RootBlocker

I became distracted by the constant stream of SSH authentication failures going past while tailing system logs in ElasticSearch, so I made this tool to firewall off repeat offenders.

I have multiple systems sending syslog to ElasticSearch for centralised logging. I believe that every ssh-capable public IP will get a continuous stream of SSH authentication attempts for common username and password combinations. These didn't bother me until I had centralised logging, and now it does.

My Linux systems all use signed SSH keys for authentication so I'm not at all worried about password attempts, they are just distracting. I have a Ubiquiti EdgeRouter X as my gateway, so I thought this would be the best place to add dynamic firewall rules for IPs that repeatedly attempt authentication for unknown / bad users (especially root).

This tool (rootblocker) runs on my Kubernetes cluster but that's not required at all.
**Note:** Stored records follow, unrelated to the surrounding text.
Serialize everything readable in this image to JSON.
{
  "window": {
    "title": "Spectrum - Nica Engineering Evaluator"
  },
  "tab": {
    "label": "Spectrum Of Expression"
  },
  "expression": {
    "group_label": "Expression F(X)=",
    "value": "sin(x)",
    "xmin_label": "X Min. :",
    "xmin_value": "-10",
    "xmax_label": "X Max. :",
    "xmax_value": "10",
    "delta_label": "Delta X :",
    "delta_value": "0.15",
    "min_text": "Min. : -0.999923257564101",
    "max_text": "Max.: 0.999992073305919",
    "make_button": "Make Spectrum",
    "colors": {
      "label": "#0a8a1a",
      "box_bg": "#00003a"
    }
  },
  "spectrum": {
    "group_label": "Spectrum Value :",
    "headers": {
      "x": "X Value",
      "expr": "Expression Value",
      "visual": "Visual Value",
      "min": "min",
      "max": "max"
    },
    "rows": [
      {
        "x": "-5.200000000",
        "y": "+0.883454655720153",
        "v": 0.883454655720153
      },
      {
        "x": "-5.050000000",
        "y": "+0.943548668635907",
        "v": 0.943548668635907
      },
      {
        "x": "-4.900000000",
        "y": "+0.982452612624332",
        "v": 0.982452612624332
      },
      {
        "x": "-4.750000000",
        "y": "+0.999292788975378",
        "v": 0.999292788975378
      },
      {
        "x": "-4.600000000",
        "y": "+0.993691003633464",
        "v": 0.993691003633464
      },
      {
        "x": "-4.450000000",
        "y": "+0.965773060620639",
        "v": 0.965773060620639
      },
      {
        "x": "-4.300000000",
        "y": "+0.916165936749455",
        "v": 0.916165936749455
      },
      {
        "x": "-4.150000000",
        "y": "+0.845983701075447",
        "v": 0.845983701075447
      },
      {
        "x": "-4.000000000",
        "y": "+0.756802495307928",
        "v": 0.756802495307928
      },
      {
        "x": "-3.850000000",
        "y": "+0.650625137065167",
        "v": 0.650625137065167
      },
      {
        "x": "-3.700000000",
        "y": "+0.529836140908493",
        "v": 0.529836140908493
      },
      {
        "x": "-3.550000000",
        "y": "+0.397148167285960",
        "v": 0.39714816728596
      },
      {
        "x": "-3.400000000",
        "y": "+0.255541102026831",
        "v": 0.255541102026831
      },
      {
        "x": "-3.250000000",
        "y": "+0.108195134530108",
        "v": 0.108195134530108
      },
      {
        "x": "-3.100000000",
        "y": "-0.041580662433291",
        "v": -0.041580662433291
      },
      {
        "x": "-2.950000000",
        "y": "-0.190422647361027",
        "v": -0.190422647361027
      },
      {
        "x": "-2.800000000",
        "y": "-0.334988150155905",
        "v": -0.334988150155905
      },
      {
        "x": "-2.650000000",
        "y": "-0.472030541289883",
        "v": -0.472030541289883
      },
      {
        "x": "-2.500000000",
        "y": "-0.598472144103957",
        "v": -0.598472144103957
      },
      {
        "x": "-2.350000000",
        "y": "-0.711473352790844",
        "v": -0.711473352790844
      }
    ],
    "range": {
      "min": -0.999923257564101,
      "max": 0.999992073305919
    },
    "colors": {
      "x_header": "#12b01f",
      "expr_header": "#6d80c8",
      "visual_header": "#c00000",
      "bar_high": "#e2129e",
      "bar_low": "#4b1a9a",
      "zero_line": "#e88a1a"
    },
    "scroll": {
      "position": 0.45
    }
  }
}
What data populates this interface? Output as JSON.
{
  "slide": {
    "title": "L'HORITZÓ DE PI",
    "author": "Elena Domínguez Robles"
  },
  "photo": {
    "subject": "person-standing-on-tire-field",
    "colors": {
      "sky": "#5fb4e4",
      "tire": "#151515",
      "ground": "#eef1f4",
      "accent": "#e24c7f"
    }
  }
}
It starts off reading a configuration file (config.yaml) that specifies the ElasticSearch connection details including the search query, as well as the EdgeRouter details. The code should be flexible enough to perform the same operations on a different device. If anyone wants to modify it, I'd be happy to take changes.
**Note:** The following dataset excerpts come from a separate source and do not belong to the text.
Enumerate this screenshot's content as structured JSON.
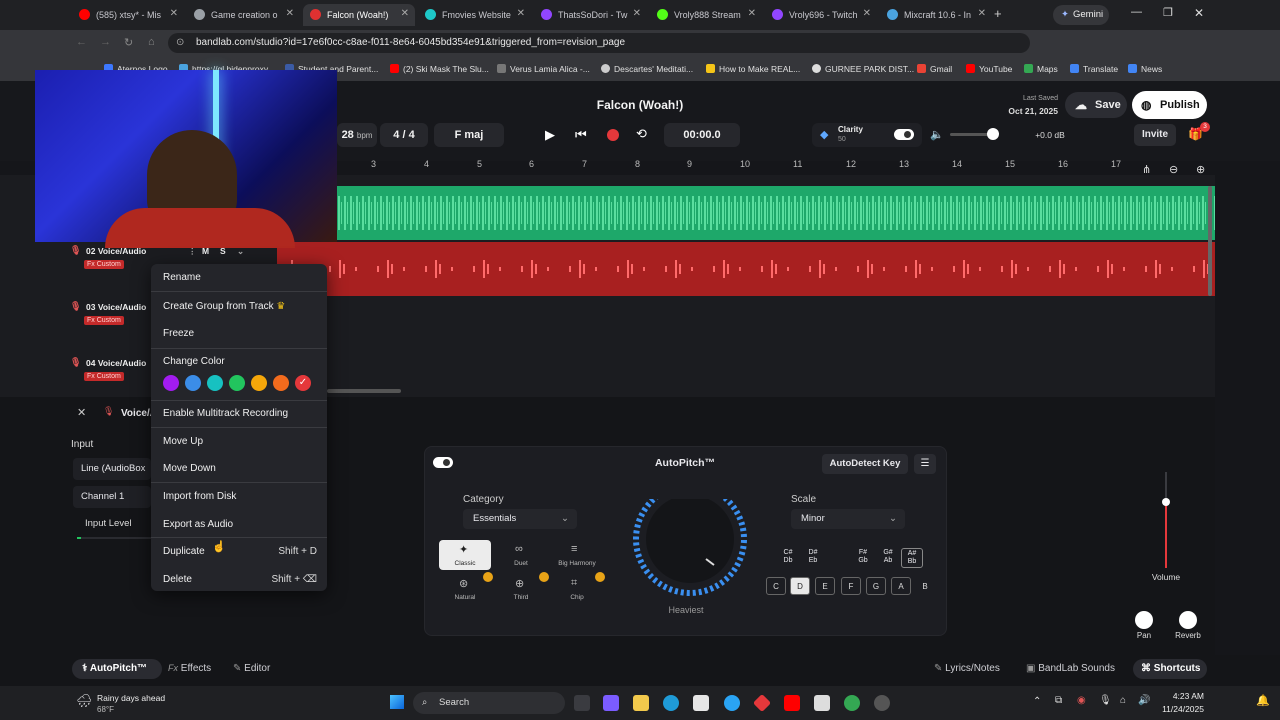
{
  "browser": {
    "tabs": [
      {
        "label": "(585) xtsy* - Mis",
        "color": "#ff0000"
      },
      {
        "label": "Game creation o",
        "color": "#9aa0a6"
      },
      {
        "label": "Falcon (Woah!)",
        "color": "#e03131"
      },
      {
        "label": "Fmovies Website",
        "color": "#1ec8c8"
      },
      {
        "label": "ThatsSoDori - Tw",
        "color": "#9146ff"
      },
      {
        "label": "Vroly888 Stream",
        "color": "#53fc18"
      },
      {
        "label": "Vroly696 - Twitch",
        "color": "#9146ff"
      },
      {
        "label": "Mixcraft 10.6 - In",
        "color": "#4aa3df"
      }
    ],
    "gemini_label": "Gemini",
    "url": "bandlab.com/studio?id=17e6f0cc-c8ae-f011-8e64-6045bd354e91&triggered_from=revision_page",
    "bookmarks": [
      "Aternos Logo",
      "https://gl.bidenproxy...",
      "Student and Parent...",
      "(2) Ski Mask The Slu...",
      "Verus Lamia Alica -...",
      "Descartes' Meditati...",
      "How to Make REAL...",
      "GURNEE PARK DIST...",
      "Gmail",
      "YouTube",
      "Maps",
      "Translate",
      "News"
    ]
  },
  "studio": {
    "project_title": "Falcon (Woah!)",
    "last_saved_label": "Last Saved",
    "last_saved_date": "Oct 21, 2025",
    "save_label": "Save",
    "publish_label": "Publish",
    "invite_label": "Invite",
    "gift_badge": "3",
    "bpm_value": "28",
    "bpm_unit": "bpm",
    "time_signature": "4 / 4",
    "key": "F maj",
    "time": "00:00.0",
    "clarity_label": "Clarity",
    "clarity_value": "50",
    "volume_db": "+0.0 dB",
    "ruler": [
      "3",
      "4",
      "5",
      "6",
      "7",
      "8",
      "9",
      "10",
      "11",
      "12",
      "13",
      "14",
      "15",
      "16",
      "17"
    ]
  },
  "tracks": [
    {
      "name": "02 Voice/Audio",
      "fx": "Fx Custom",
      "mute": "M",
      "solo": "S"
    },
    {
      "name": "03 Voice/Audio",
      "fx": "Fx Custom"
    },
    {
      "name": "04 Voice/Audio",
      "fx": "Fx Custom"
    }
  ],
  "context_menu": {
    "items": [
      "Rename",
      "Create Group from Track",
      "Freeze",
      "Change Color",
      "Enable Multitrack Recording",
      "Move Up",
      "Move Down",
      "Import from Disk",
      "Export as Audio",
      "Duplicate",
      "Delete"
    ],
    "duplicate_shortcut": "Shift + D",
    "delete_shortcut": "Shift + ⌫",
    "colors": [
      "#a21cf0",
      "#3b8de8",
      "#17c1c1",
      "#22c55e",
      "#f5a70a",
      "#f26b1d",
      "#e5383b"
    ]
  },
  "panel": {
    "track_label": "Voice/A",
    "input_label": "Input",
    "input_device": "Line (AudioBox",
    "channel": "Channel 1",
    "input_level_label": "Input Level",
    "autopitch_title": "AutoPitch™",
    "autodetect_label": "AutoDetect Key",
    "category_label": "Category",
    "category_value": "Essentials",
    "categories": [
      "Classic",
      "Duet",
      "Big Harmony",
      "Natural",
      "Third",
      "Chip"
    ],
    "knob_label": "Heaviest",
    "scale_label": "Scale",
    "scale_value": "Minor",
    "sharps": [
      "C#\nDb",
      "D#\nEb",
      "F#\nGb",
      "G#\nAb",
      "A#\nBb"
    ],
    "keys": [
      "C",
      "D",
      "E",
      "F",
      "G",
      "A",
      "B"
    ],
    "volume_label": "Volume",
    "pan_label": "Pan",
    "reverb_label": "Reverb"
  },
  "footer": {
    "autopitch_tab": "AutoPitch™",
    "effects_tab": "Effects",
    "editor_tab": "Editor",
    "lyrics": "Lyrics/Notes",
    "sounds": "BandLab Sounds",
    "shortcuts": "Shortcuts"
  },
  "taskbar": {
    "weather_title": "Rainy days ahead",
    "weather_temp": "68°F",
    "search_label": "Search",
    "time": "4:23 AM",
    "date": "11/24/2025"
  }
}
The code maintains a list of offending IP addresses. Once a threshold of failures is reached, that IP address is added to a rootblocker address group on the router, which has a corresponding firewall rule dropping any matching packets. After 1 hour, the address is dropped from the address group, keeping it lean.

How to run it

$ git clone https://github.com/dparrish/rootblocker
$ cd rootblocker
$ go build .
$ $EDITOR config.yaml  # Add your ElasticSearch and router details
$ ./rootblocker --config config.yaml --test

Remove the --test flag when you've decided it does the right thing.